Костантино Польяни невольно дотронулся до своих усов. Он снова улыбнулся и подтвердил:
— И не надо их рисовать...
Затем он подошел к мольберту и сказал:
— Вот смотрите, если вы позволите... я хотел бы показать вам, синьорина... вот так, двумя штрихами здесь... ради Бога, не тревожьтесь! Здесь в этом месте (стирая нарисованное)... насколько я помню бедного Сорини...
Он сел и, поглядывая на фотографию, принялся набрасывать голову Сорини; синьорина Консальви с трепетом следила за быстрыми движениями его руки; с каждым новым штрихом с ее полураскрытых губ срывались восхищенные возгласы: «Да... да... да...» — они вдохновляли скульптора и, можно сказать, направляли его карандаш. Под конец девушка уже не могла сдержать свое волнение:
— Да, да! Взгляни, мама... Это он... как живой... О, позвольте... спасибо... Какая радость уметь вот так... это просто совершенство... просто совершенство...

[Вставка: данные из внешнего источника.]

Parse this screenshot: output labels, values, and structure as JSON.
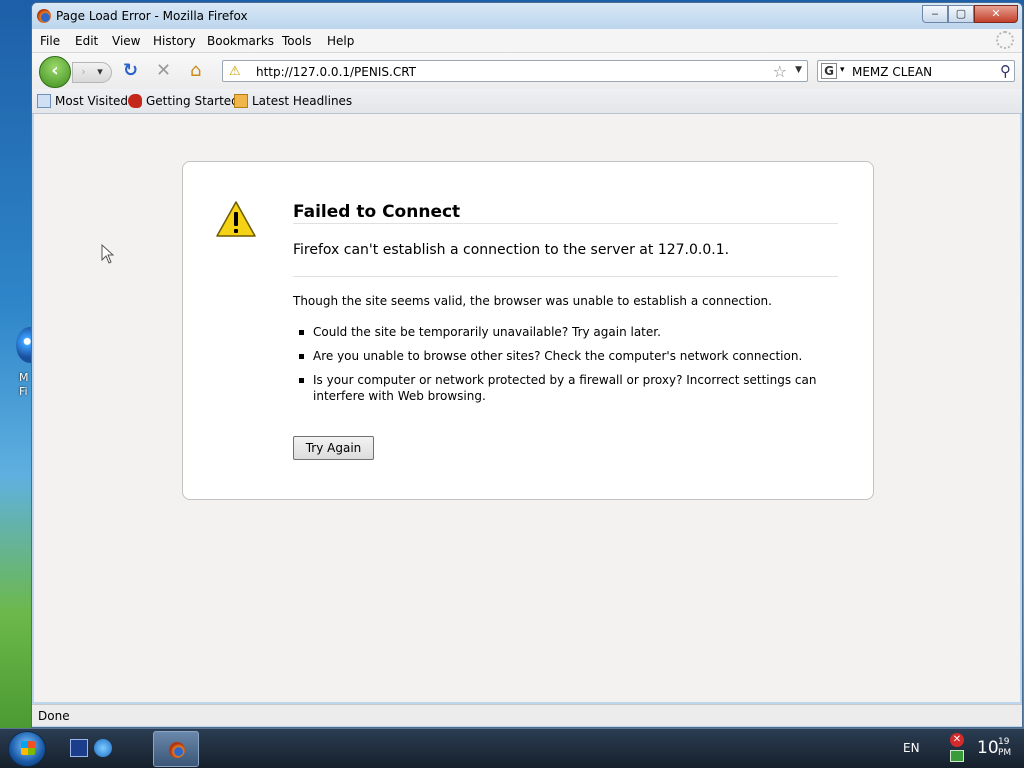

— Лишь немного опыта и практики, — произнес, вставая, Польяни со скромным видом, в котором, однако, сквозило удовольствие от этих восторженных похвал. — А потом, ведь я уже говорил, что хорошо помню несчастного Сорини...

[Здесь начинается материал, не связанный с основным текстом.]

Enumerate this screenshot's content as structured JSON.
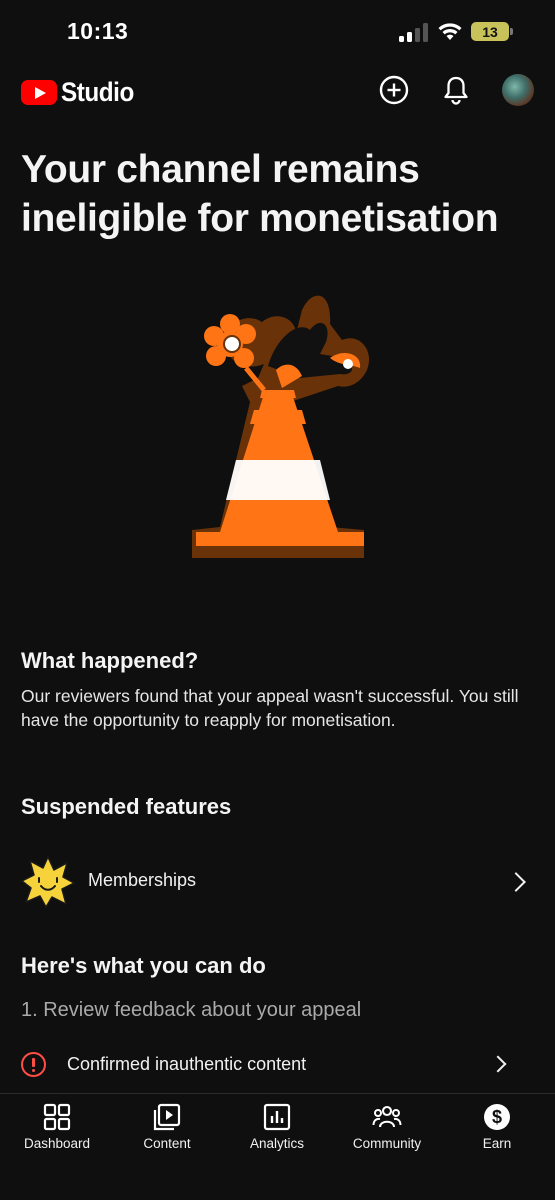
{
  "status_bar": {
    "time": "10:13",
    "battery_level": "13",
    "signal_bars": 2,
    "battery_color": "#c8c25a"
  },
  "header": {
    "brand": "Studio",
    "brand_color": "#ff0000",
    "icons": [
      "create-icon",
      "bell-icon",
      "avatar"
    ]
  },
  "page": {
    "title": "Your channel remains ineligible for monetisation",
    "what_happened": {
      "heading": "What happened?",
      "body": "Our reviewers found that your appeal wasn't successful. You still have the opportunity to reapply for monetisation."
    },
    "suspended_features": {
      "heading": "Suspended features",
      "items": [
        {
          "label": "Memberships",
          "icon": "star-badge-icon"
        }
      ]
    },
    "what_you_can_do": {
      "heading": "Here's what you can do",
      "step_1": "1. Review feedback about your appeal",
      "issues": [
        {
          "label": "Confirmed inauthentic content",
          "icon": "alert-circle-icon",
          "color": "#ff4e45"
        }
      ]
    }
  },
  "bottom_nav": {
    "items": [
      {
        "label": "Dashboard",
        "icon": "dashboard-icon"
      },
      {
        "label": "Content",
        "icon": "content-icon"
      },
      {
        "label": "Analytics",
        "icon": "analytics-icon"
      },
      {
        "label": "Community",
        "icon": "community-icon"
      },
      {
        "label": "Earn",
        "icon": "earn-icon"
      }
    ]
  }
}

Девушка продолжала пристально вглядываться в рисунок.
— Подбородок, да... в точности, как у него... Благодарю вас, благодарю.
В это мгновение фотография Сорини, служившая оригиналом, соскользнула с мольберта, и синьорина Консальви, все еще любовавшаяся рисунком Польяни, даже не нагнулась, чтобы поднять ее.
Маленькая, уже слегка выцветшая фотография сиротливо лежала на полу, и лицо Сорини казалось особенно печальным, как будто он понимал, что отныне для него все уже кончено.
Но Польяни рыцарски наклонился и поднял фотографию.
— Благодарю вас, — сказала девушка. — Но, знаете, теперь я стану пользоваться вашим рисунком. Я не буду больше смотреть на этот гадкий снимок.
Она подняла голову, и вдруг ей почудилось, будто в комнате посветлело. Порыв восхищения, казалось, внезапно освободил ее стесненную грудь, и она с облегчением вздохнула; всем своим существом она упивалась сейчас веселым, ярким светом, который вливался в окна, широко распахнутые навстречу волшебному зрелищу великолепной виллы, окутанной чарами весны.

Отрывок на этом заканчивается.